The Federal Court has denied Oracle’s request to reduce the amount of oral evidence submitted to its sexual discrimination case.
Former Oracle worker, Rebecca Richardson, is suing Oracle for sexual discrimination and one of the vendor’s employee, Randol Tucker, for sexual harassment.
Richardson claims she was unfairly demoted after she flagged Tucker’s inappropriate behaviour to the company. She is seeking $450,000 in damages.
In a directions hearing, Oracle defense lawyer, Elizabeth Raper, highlighted to the Court that the case concerns what transpired between two employees as a sexual harassment matter and alleged repudiation and demotion by the company.
Raper said she had understood that oral evidence was only required to address crucial conversations between Richardson and Tucker while the rest of the evidence can be submitted in written form to the Court.

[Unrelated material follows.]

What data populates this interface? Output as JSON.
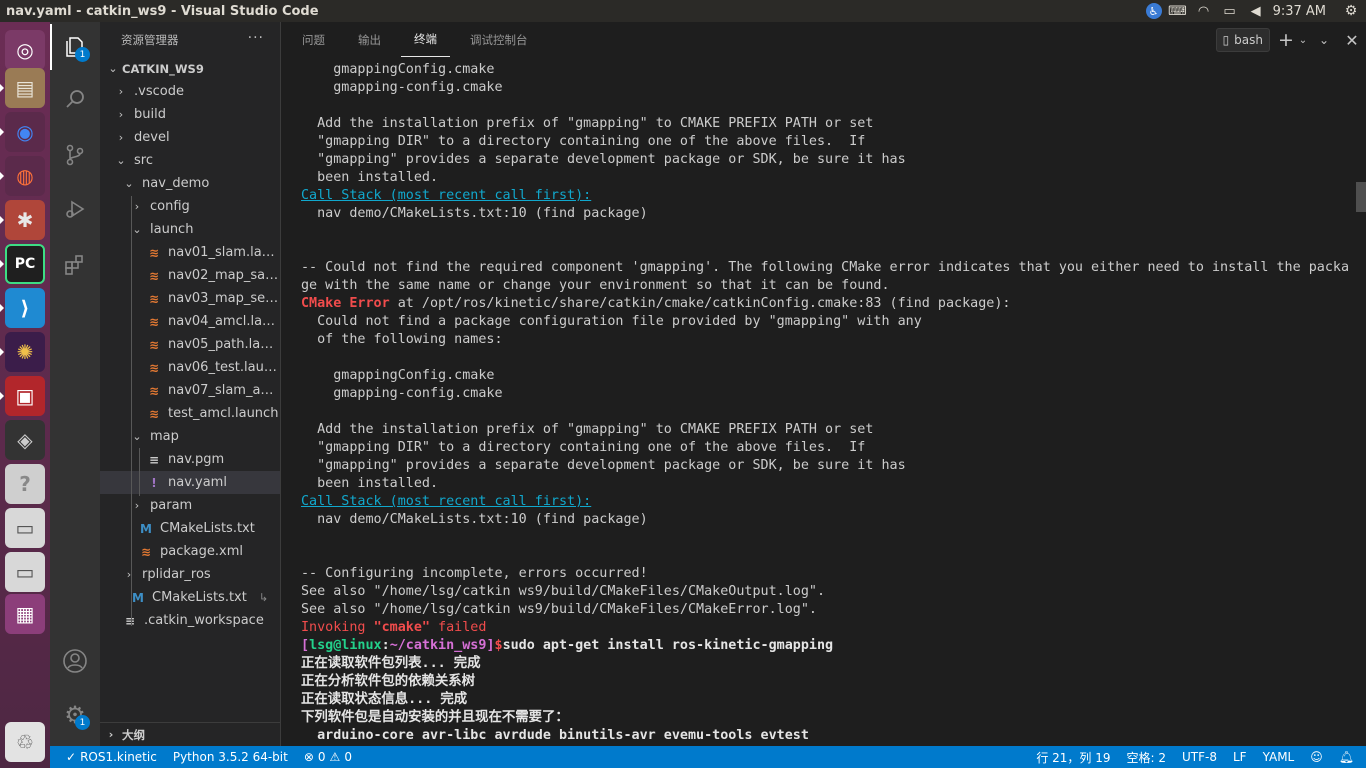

Presiding Judge, Justice Buchanan, corrected this assumption
“I can’t at the moment see any reason that evidence should not be done orally and also without notice to me,” he said. “I can’t see why people shouldn’t get into the witness box and say what happened as opposed to discussing their version of events in private in a solicitor’s office.
“I’d like to hear it directly.”
Justice Buchanan said he wouldn't budge from this position unless it was highly inconvenient for the parties concerned.
The hearing had begun on an unusual note with Justice Buchanan revealing that the Court had yet to receive a record of defense from the defendants. The matter is suspected to be an administrative error from either the defendants’ side or from the Federal Court offices.
The plaintiff and defense lawyers have been squabbling over what evidence can be requested on discovery. The dispute is partially attributed to the defence claiming certain documents requested were irrelevant to the case.
“This is an unpromising start in litigation to get bogged down in interlocutory skirmishes,” Justice Buchanan said.
Both parties have committed to resolving the issue swiftly.
A hearing to address the issue of the discovery of evidence is set for November 19.